Description
Indulge in these decadent White Chocolate Raspberry Truffles, blending the creamy richness of white chocolate with the vibrant tartness of fresh or freeze-dried raspberries. Perfectly smooth and coated with your choice of powdered sugar, cocoa powder, or melted white chocolate, these luxurious truffles are a delightful treat ideal for special occasions or gifting.
Ingredients
Scale
Truffle Base
- 8 oz white chocolate (high-quality, chopped)
- ½ cup heavy cream
- ½ cup fresh raspberries (or 2 tbsp freeze-dried raspberry powder)
- 1 tbsp butter (optional)
Coatings (Optional)
- ¼ cup powdered sugar (optional coating)
- ¼ cup cocoa powder (optional coating)
- As needed melted white chocolate (optional for dipping)
Instructions
- Prepare the Raspberry Base: If using fresh raspberries, blend them until smooth and strain through a fine mesh sieve to remove seeds, yielding about 2 tablespoons of puree. If using freeze-dried raspberries, process them into a fine powder using a food processor or spice grinder.

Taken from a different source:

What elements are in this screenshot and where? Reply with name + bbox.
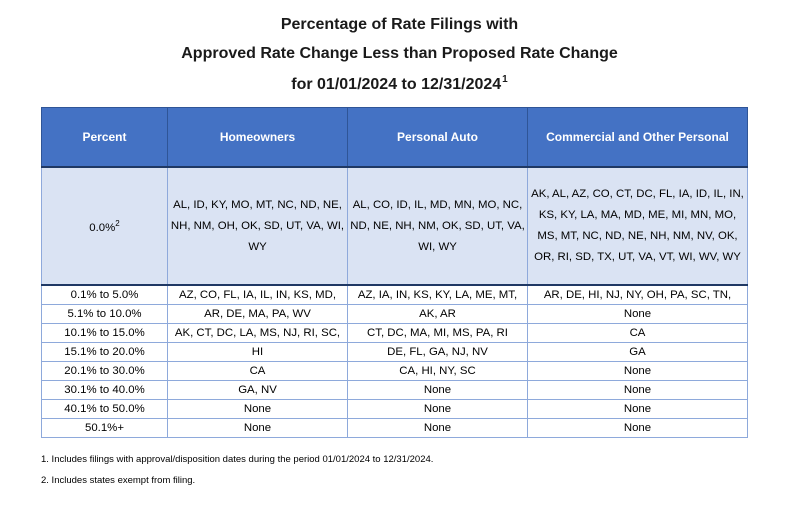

- Make the Ganache: Chop the white chocolate and place it into a heatproof bowl. Heat the heavy cream gently in a small saucepan until it just begins to simmer, being careful not to boil. Pour the hot cream over the chopped white chocolate, letting it sit for 2-3 minutes to soften the chocolate.
- Combine Chocolate and Raspberry: Stir the mixture gently until the chocolate is fully melted and smooth. Mix in the raspberry puree or powder, and if desired, add 1 tablespoon butter for extra creaminess. Stir until fully incorporated.
- Chill the Ganache: Cover the bowl with plastic wrap and refrigerate for 2-3 hours or until the ganache is firm enough to scoop.
- Shape the Truffles: Use a small cookie scoop or teaspoon to portion out the ganache. Roll each portion between your palms to form smooth, round balls.
- Coat the Truffles: Roll each truffle in your chosen coating: powdered sugar for a snowy effect, cocoa powder for a slightly bitter contrast, or dip into melted white chocolate for an extra luxurious finish. Place the coated truffles on a parchment-lined tray.
- Serve or Store: Store the truffles in an airtight container in the refrigerator for up to one week. Before serving, allow them to come to room temperature for the best texture and flavor.
Notes
- For a seedless texture, always strain fresh raspberry puree through a fine sieve.
- Butter is optional but adds extra creaminess and a silkier texture to the ganache.
- Freeze-dried raspberry powder offers a more intense raspberry flavor and works well if fresh raspberries aren’t in season.
- Store truffles properly in an airtight container to maintain freshness and texture.
- Allow truffles to sit at room temperature briefly before eating for optimal creaminess.
- Different coatings provide distinct flavor profiles—experiment to find your favorite.